Does meat taste so good that I will turn my head and pretend I haven't read this information?  Is ignorance really bliss?  Currently, we eat vegetarian dinners 2-3 times a week.  Is it okay with me to eat factory farmed meat on the other days of the week?  Because quite frankly, we can't afford to eat grass fed, free range animals.  It costs that much more to eat "ethical meat".  But is there ethical meat?  Foer made case for that being a harder way to live than vegetarianism.  Imagine being invited to a friend's house for dinner and they ask if you have any dietary restrictions.  Would it be easier for you to say culturally "I'm a vegetarian (or vegan)" or "I eat meat, but I will only eat meat that is grass fed and slaughtered at a family farm"?  Maybe we can be ovo-vegetarians if we can buy some eggs from one of our friends that raises chickens for fun?  After reading about factory farmed eggs (even cage free doesn't mean a thing), I don't think I can eat those either.

So what's a girl to do?  Baby steps...I talked to the Cobbler and he said he would be on board with trying to be vegan if I can make it taste good.  But can I make it taste good?  Only time will tell...and I have to try.

However much we obfuscate or ignore it, we know that the factory farm is inhumane in the deepest sense of the word.  And we know that there is something that matters in a deep way about the lives we create for the living beings most within our power.  Our response to the factory farm is ultimately a test of how we respond to the powerless, to the most distant, to the voiceless---it is a test of how we act when no one is forcing us to act one way or another.  Consistency is not required, but engagement with the problem is. (Eating Animals, p. 267)

For more information go to the author's website, www.eatinganimals.com and click on the links at the bottom left.

4 comments:

Gretchen said...

Interesting! I've read Omnivore's Dilemma and Animal, Vegetable, Miracle, but I'm always a little scared of being talked into vegetarianism, so that's as far as I go ;) I've wondered what Foer has to say about grassfed/humanely raised/pastured/etc. meat, though. We do buy almost exclusively free range meat for at home (and we have chickens for eggs!); it's a huge part of our grocery budget, but I save a lot in other areas to have the money to spend on it.

I've been enjoying your book reviews, btw!

The Reader said...

On the point of making vegan taste good --- fresh veggies, olive oil (good stuff), and various seasonings.

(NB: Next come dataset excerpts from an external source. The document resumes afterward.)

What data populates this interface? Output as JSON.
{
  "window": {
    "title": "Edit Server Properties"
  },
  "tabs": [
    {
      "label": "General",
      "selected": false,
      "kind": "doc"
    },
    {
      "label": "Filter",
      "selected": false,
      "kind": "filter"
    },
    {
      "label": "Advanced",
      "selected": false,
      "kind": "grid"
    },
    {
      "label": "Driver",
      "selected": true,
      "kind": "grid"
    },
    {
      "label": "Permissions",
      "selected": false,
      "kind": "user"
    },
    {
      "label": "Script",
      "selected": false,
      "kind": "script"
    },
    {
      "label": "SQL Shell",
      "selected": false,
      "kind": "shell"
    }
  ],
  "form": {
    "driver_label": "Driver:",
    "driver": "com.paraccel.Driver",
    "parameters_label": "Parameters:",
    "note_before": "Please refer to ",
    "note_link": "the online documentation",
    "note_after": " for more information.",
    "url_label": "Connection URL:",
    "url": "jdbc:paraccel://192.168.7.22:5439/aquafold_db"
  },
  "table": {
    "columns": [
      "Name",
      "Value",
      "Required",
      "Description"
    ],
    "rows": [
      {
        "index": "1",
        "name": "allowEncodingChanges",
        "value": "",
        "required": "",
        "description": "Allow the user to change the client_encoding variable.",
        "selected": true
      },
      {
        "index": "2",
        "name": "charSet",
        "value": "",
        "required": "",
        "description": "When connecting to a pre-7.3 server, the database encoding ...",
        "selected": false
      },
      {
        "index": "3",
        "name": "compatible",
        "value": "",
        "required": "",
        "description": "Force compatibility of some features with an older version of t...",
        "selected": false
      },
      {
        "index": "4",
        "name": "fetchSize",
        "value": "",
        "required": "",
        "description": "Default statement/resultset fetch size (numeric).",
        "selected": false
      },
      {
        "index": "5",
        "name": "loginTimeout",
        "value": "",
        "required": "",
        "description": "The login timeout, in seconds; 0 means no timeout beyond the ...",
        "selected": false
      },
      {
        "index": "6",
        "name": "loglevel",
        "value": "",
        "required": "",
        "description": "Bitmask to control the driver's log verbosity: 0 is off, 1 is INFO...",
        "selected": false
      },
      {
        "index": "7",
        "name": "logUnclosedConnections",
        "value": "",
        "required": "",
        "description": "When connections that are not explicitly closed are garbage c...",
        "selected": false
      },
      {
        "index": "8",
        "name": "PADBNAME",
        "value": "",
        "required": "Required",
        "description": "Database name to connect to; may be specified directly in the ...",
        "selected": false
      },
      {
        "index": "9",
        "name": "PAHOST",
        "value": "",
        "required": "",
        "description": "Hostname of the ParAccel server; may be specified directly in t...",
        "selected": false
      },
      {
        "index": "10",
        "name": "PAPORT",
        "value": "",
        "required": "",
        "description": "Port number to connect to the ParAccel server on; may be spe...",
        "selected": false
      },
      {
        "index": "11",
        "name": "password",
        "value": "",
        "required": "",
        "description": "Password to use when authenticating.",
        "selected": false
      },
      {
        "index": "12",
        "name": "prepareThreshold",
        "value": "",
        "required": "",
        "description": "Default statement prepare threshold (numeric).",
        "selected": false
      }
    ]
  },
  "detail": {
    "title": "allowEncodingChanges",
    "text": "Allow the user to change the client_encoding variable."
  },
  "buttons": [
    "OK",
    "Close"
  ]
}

It'd be giving up milk and cheese that would kill me, but since you are already dairy free, Go for it!

You can do it!

Emily said...

I've flirted with the idea of going vegetarian for years, but my family (especially dh) is adamantly NOT on board. I do manage around 2-3 meatless meals a week though. This is very thought provoking though, I'll have to look for that book at my library.

herdingcats said...

I have read Michael Pollen's In Defense of Food and Food Rules and watched Food Inc. and quite a few other books on the topic.
It really is too expensive to eat humanely raised meats and eggs, so we are still eating the factory farmed ones. I wish that we had better, more affordable options. I have experimented with vegan cooking and eating, but it is also expensive and no one in our family except for my husband really likes beans.
I tried reading Eating Animals several months ago, but I was reading several other books at the time and could not get into it. Perhaps I will try it again.